Chủ Nhật, 3 tháng 6, 2012

Throwing Neil Young out of the store

Here's another excerpt from my new book, THE ME GENERATION... BY ME (GROWING UP IN THE '60s), available for Kindle users.  Just go here or click on book cover on the right.  My sincere thanks to those of you who have downloaded it.  The paperback version will be released very soon.  Did I mention I do this blog for free and a great way to support this site AND receive literally hours of literary enjoyment is to buy this book?   (Hey, at least I'm not saying buy this book or I shoot this dog.   Yet.) 

This is from 1966.  I just got a job in the mall at Wallich's Music City Records.  

Considering that my classmates were all boxing groceries or changing the grease traps at McDonald’s, I considered myself extremely lucky to be hawking 45’s.

I manned the singles counter. That meant I helped customers, restocked the bins, and let people into the listening booths. Just like in the Hollywood store, you could sample albums for free. A lot of rock bands lived in nearby Topanga Canyon and less-nearby Laurel Canyon and would slither down the hill to check out the competition. The great Captain Beefheart was a Wallichs regular!

We had one rule: no smoking pot. We didn’t want the 70-year-old grandmother to get a contact high following Captain Beefheart in the booth, not to mention those glass cubicles served as the store window. Public displays of illegal behavior were bad for the store’s image.

The biggest transgressor was the Buffalo Springfield’s Neil Young. And he was a shithead. I used to throw him out once a week. Plus, he slept with and dumped a girl I had a crush on so I took every opportunity to kick his raggedy ass to the curb.

Two notable co-workers: Steve Hall, who went on to become a world-renowned pianist/ recording artist and died way too young. And Skip, who frequently brought his pet ocelot to work. I pleaded with Skip to lock it in a listening booth with Neil Young.
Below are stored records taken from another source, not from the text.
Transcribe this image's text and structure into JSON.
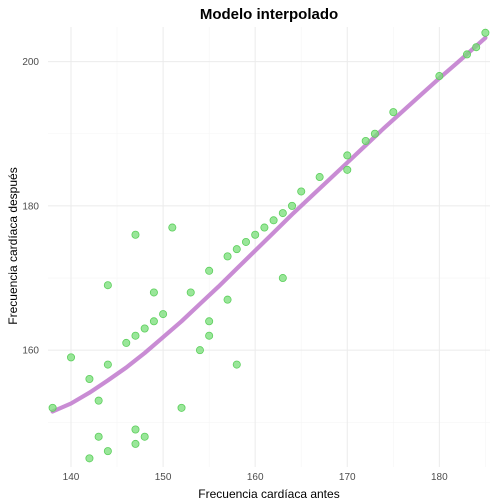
{
  "chart_data": {
    "type": "scatter",
    "title": "Modelo interpolado",
    "xlabel": "Frecuencia cardíaca antes",
    "ylabel": "Frecuencia cardíaca después",
    "xlim": [
      137.5,
      185.5
    ],
    "ylim": [
      143.8,
      204.8
    ],
    "x_ticks": [
      140,
      150,
      160,
      170,
      180
    ],
    "y_ticks": [
      160,
      180,
      200
    ],
    "grid": true,
    "legend": "none",
    "colors": {
      "points": "#77dd77",
      "points_edge": "#5ccf5c",
      "line": "#c37fcf"
    },
    "points": [
      {
        "x": 138,
        "y": 152
      },
      {
        "x": 140,
        "y": 159
      },
      {
        "x": 142,
        "y": 145
      },
      {
        "x": 142,
        "y": 156
      },
      {
        "x": 143,
        "y": 148
      },
      {
        "x": 143,
        "y": 153
      },
      {
        "x": 144,
        "y": 146
      },
      {
        "x": 144,
        "y": 158
      },
      {
        "x": 144,
        "y": 169
      },
      {
        "x": 146,
        "y": 161
      },
      {
        "x": 147,
        "y": 147
      },
      {
        "x": 147,
        "y": 149
      },
      {
        "x": 147,
        "y": 162
      },
      {
        "x": 147,
        "y": 176
      },
      {
        "x": 148,
        "y": 148
      },
      {
        "x": 148,
        "y": 163
      },
      {
        "x": 149,
        "y": 164
      },
      {
        "x": 149,
        "y": 168
      },
      {
        "x": 150,
        "y": 165
      },
      {
        "x": 151,
        "y": 177
      },
      {
        "x": 152,
        "y": 152
      },
      {
        "x": 153,
        "y": 168
      },
      {
        "x": 154,
        "y": 160
      },
      {
        "x": 155,
        "y": 162
      },
      {
        "x": 155,
        "y": 164
      },
      {
        "x": 155,
        "y": 171
      },
      {
        "x": 157,
        "y": 167
      },
      {
        "x": 157,
        "y": 173
      },
      {
        "x": 158,
        "y": 158
      },
      {
        "x": 158,
        "y": 174
      },
      {
        "x": 159,
        "y": 175
      },
      {
        "x": 160,
        "y": 176
      },
      {
        "x": 161,
        "y": 177
      },
      {
        "x": 162,
        "y": 178
      },
      {
        "x": 163,
        "y": 170
      },
      {
        "x": 163,
        "y": 179
      },
      {
        "x": 164,
        "y": 180
      },
      {
        "x": 165,
        "y": 182
      },
      {
        "x": 167,
        "y": 184
      },
      {
        "x": 170,
        "y": 185
      },
      {
        "x": 170,
        "y": 187
      },
      {
        "x": 172,
        "y": 189
      },
      {
        "x": 173,
        "y": 190
      },
      {
        "x": 175,
        "y": 193
      },
      {
        "x": 180,
        "y": 198
      },
      {
        "x": 183,
        "y": 201
      },
      {
        "x": 184,
        "y": 202
      },
      {
        "x": 185,
        "y": 204
      }
    ],
    "fit_line": [
      {
        "x": 138,
        "y": 151.5
      },
      {
        "x": 140,
        "y": 152.6
      },
      {
        "x": 142,
        "y": 154.1
      },
      {
        "x": 144,
        "y": 155.8
      },
      {
        "x": 146,
        "y": 157.6
      },
      {
        "x": 148,
        "y": 159.6
      },
      {
        "x": 150,
        "y": 161.8
      },
      {
        "x": 152,
        "y": 164.0
      },
      {
        "x": 154,
        "y": 166.4
      },
      {
        "x": 156,
        "y": 168.8
      },
      {
        "x": 158,
        "y": 171.3
      },
      {
        "x": 160,
        "y": 173.8
      },
      {
        "x": 162,
        "y": 176.3
      },
      {
        "x": 164,
        "y": 178.8
      },
      {
        "x": 166,
        "y": 181.2
      },
      {
        "x": 168,
        "y": 183.6
      },
      {
        "x": 170,
        "y": 186.0
      },
      {
        "x": 172,
        "y": 188.4
      },
      {
        "x": 174,
        "y": 190.8
      },
      {
        "x": 176,
        "y": 193.1
      },
      {
        "x": 178,
        "y": 195.4
      },
      {
        "x": 180,
        "y": 197.7
      },
      {
        "x": 182,
        "y": 199.9
      },
      {
        "x": 185,
        "y": 203.3
      }
    ]
  }
}
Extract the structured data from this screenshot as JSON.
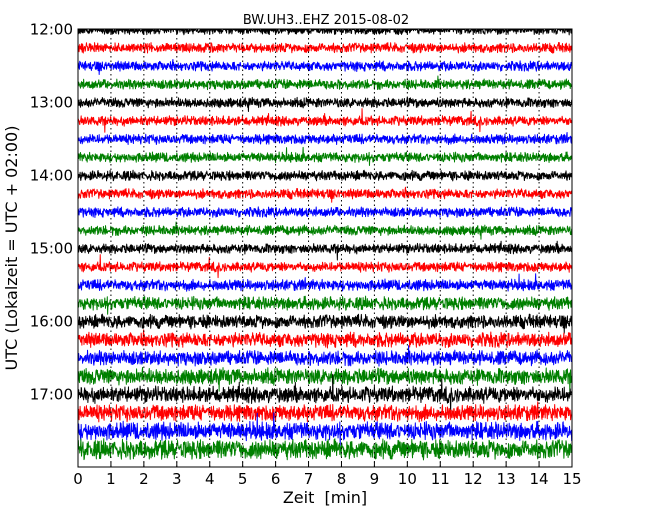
{
  "chart_data": {
    "type": "line",
    "title": "BW.UH3..EHZ 2015-08-02",
    "xlabel": "Zeit  [min]",
    "ylabel": "UTC (Lokalzeit = UTC + 02:00)",
    "xlim": [
      0,
      15
    ],
    "x_ticks": [
      "0",
      "1",
      "2",
      "3",
      "4",
      "5",
      "6",
      "7",
      "8",
      "9",
      "10",
      "11",
      "12",
      "13",
      "14",
      "15"
    ],
    "y_ticks": [
      "12:00",
      "13:00",
      "14:00",
      "15:00",
      "16:00",
      "17:00"
    ],
    "trace_interval_min": 15,
    "start_time": "12:00",
    "end_time": "18:00",
    "vertical_grid": "dotted",
    "series": [
      {
        "start": "12:00",
        "color": "#000000",
        "amplitude": 0.3
      },
      {
        "start": "12:15",
        "color": "#ff0000",
        "amplitude": 0.3
      },
      {
        "start": "12:30",
        "color": "#0000ff",
        "amplitude": 0.3
      },
      {
        "start": "12:45",
        "color": "#008000",
        "amplitude": 0.3
      },
      {
        "start": "13:00",
        "color": "#000000",
        "amplitude": 0.3
      },
      {
        "start": "13:15",
        "color": "#ff0000",
        "amplitude": 0.3
      },
      {
        "start": "13:30",
        "color": "#0000ff",
        "amplitude": 0.3
      },
      {
        "start": "13:45",
        "color": "#008000",
        "amplitude": 0.3
      },
      {
        "start": "14:00",
        "color": "#000000",
        "amplitude": 0.3
      },
      {
        "start": "14:15",
        "color": "#ff0000",
        "amplitude": 0.3
      },
      {
        "start": "14:30",
        "color": "#0000ff",
        "amplitude": 0.3
      },
      {
        "start": "14:45",
        "color": "#008000",
        "amplitude": 0.3
      },
      {
        "start": "15:00",
        "color": "#000000",
        "amplitude": 0.3
      },
      {
        "start": "15:15",
        "color": "#ff0000",
        "amplitude": 0.3
      },
      {
        "start": "15:30",
        "color": "#0000ff",
        "amplitude": 0.34
      },
      {
        "start": "15:45",
        "color": "#008000",
        "amplitude": 0.4
      },
      {
        "start": "16:00",
        "color": "#000000",
        "amplitude": 0.42
      },
      {
        "start": "16:15",
        "color": "#ff0000",
        "amplitude": 0.45
      },
      {
        "start": "16:30",
        "color": "#0000ff",
        "amplitude": 0.45
      },
      {
        "start": "16:45",
        "color": "#008000",
        "amplitude": 0.5
      },
      {
        "start": "17:00",
        "color": "#000000",
        "amplitude": 0.5
      },
      {
        "start": "17:15",
        "color": "#ff0000",
        "amplitude": 0.5
      },
      {
        "start": "17:30",
        "color": "#0000ff",
        "amplitude": 0.55
      },
      {
        "start": "17:45",
        "color": "#008000",
        "amplitude": 0.6
      }
    ]
  }
}
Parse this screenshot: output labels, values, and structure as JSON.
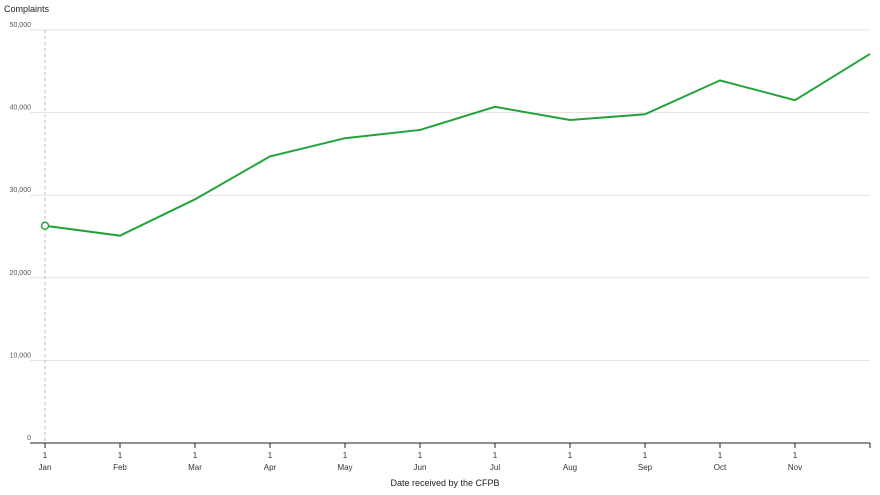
{
  "chart_data": {
    "type": "line",
    "y_label": "Complaints",
    "x_label": "Date received by the CFPB",
    "categories": [
      "1 Jan",
      "1 Feb",
      "1 Mar",
      "1 Apr",
      "1 May",
      "1 Jun",
      "1 Jul",
      "1 Aug",
      "1 Sep",
      "1 Oct",
      "1 Nov",
      null
    ],
    "series": [
      {
        "name": "Complaints",
        "color": "#22a33a",
        "values": [
          26300,
          25100,
          29500,
          34700,
          36900,
          37900,
          40700,
          39100,
          39800,
          43900,
          41500,
          47100
        ]
      }
    ],
    "ylim": [
      0,
      50000
    ],
    "yticks": [
      0,
      {
        "value": 10000,
        "label": "10,000"
      },
      {
        "value": 20000,
        "label": "20,000"
      },
      {
        "value": 30000,
        "label": "30,000"
      },
      {
        "value": 40000,
        "label": "40,000"
      },
      {
        "value": 50000,
        "label": "50,000"
      }
    ],
    "grid": true
  }
}
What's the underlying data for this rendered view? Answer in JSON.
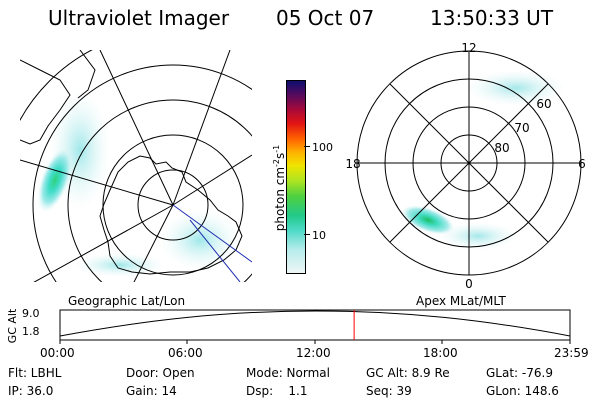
{
  "header": {
    "instrument": "Ultraviolet Imager",
    "date": "05 Oct 07",
    "time": "13:50:33 UT"
  },
  "left_panel": {
    "caption": "Geographic Lat/Lon"
  },
  "right_panel": {
    "caption": "Apex MLat/MLT",
    "mlt_labels": {
      "top": "12",
      "bottom": "0",
      "left": "18",
      "right": "6"
    },
    "lat_labels": [
      "60",
      "70",
      "80"
    ]
  },
  "colorbar": {
    "unit_text": "photon cm",
    "unit_sup1": "-2",
    "unit_mid": "s",
    "unit_sup2": "-1",
    "tick_100": "100",
    "tick_10": "10",
    "colors": [
      "#e8f4f4",
      "#c8ecec",
      "#8ee6e6",
      "#3ed6c8",
      "#22c98a",
      "#3ccf3c",
      "#9be020",
      "#e6e600",
      "#ffb400",
      "#ff6600",
      "#e81010",
      "#b00830",
      "#6a0a50",
      "#2a0a5a",
      "#101070"
    ]
  },
  "timeline": {
    "ylabel": "GC Alt",
    "y_ticks": [
      "9.0",
      "1.8"
    ],
    "x_ticks": [
      "00:00",
      "06:00",
      "12:00",
      "18:00",
      "23:59"
    ],
    "marker_fraction": 0.5767,
    "marker_color": "#ff0000"
  },
  "footer": {
    "flt": "Flt: LBHL",
    "ip": "IP: 36.0",
    "door": "Door: Open",
    "gain": "Gain: 14",
    "mode": "Mode: Normal",
    "dsp": "Dsp:    1.1",
    "gcalt": "GC Alt: 8.9 Re",
    "seq": "Seq: 39",
    "glat": "GLat: -76.9",
    "glon": "GLon: 148.6"
  }
}
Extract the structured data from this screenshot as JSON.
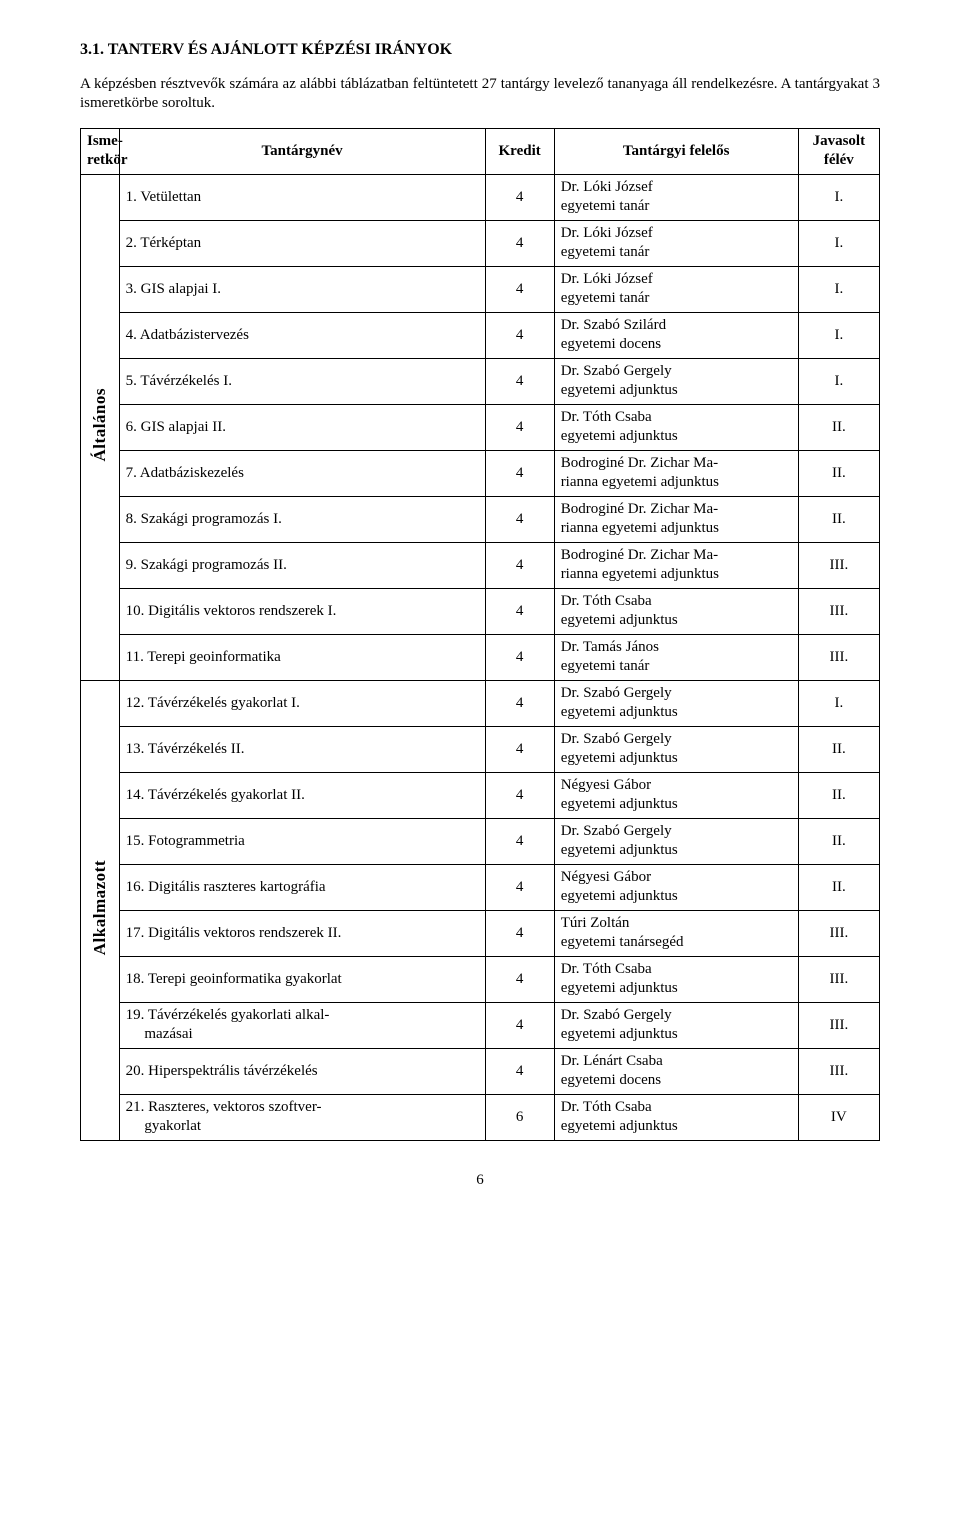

Night managers would come and go. These were usually alcoholics who owned decent suits. They’d generally last about three months. One night manager we had for awhile, who was not on the sauce was Nik Sullivan. I once asked him what he did before this and he modestly confessed he played guitar in a group. I said, “Really? Which group? Any one I’ve heard of?” He said, “Yeah, Buddy Holly and the Crickets.” “Oh bullshit!” I said. He shrugged, meandered over to the Buddy Holly section, pulled out an album, and son of a bitch, there he was.
Nik is on the left
Talk about being extremely lucky. He escaped death twice. First when he decided not to board that doomed flight that took Holly’s life, and second when I let a robber into his office who had a gun.

In fairness, I didn’t know he was a robber. Hey, he didn’t wear a mask. I was thrown. Instead, he wore a tailored suit and said he was the manager of the Hollywood branch. He had done his homework. He knew Nik’s name. So when he asked if Nik was in the office I said, “Sure, go on back.” He walked out five minutes later with a week’s receipts after pointing a loaded pistol at Nik’s head. Where is an ocelot when you need one?

Nik didn’t blame me, said anyone in my place would have done the same thing; still it’s always nagged at me that I almost got a Cricket killed.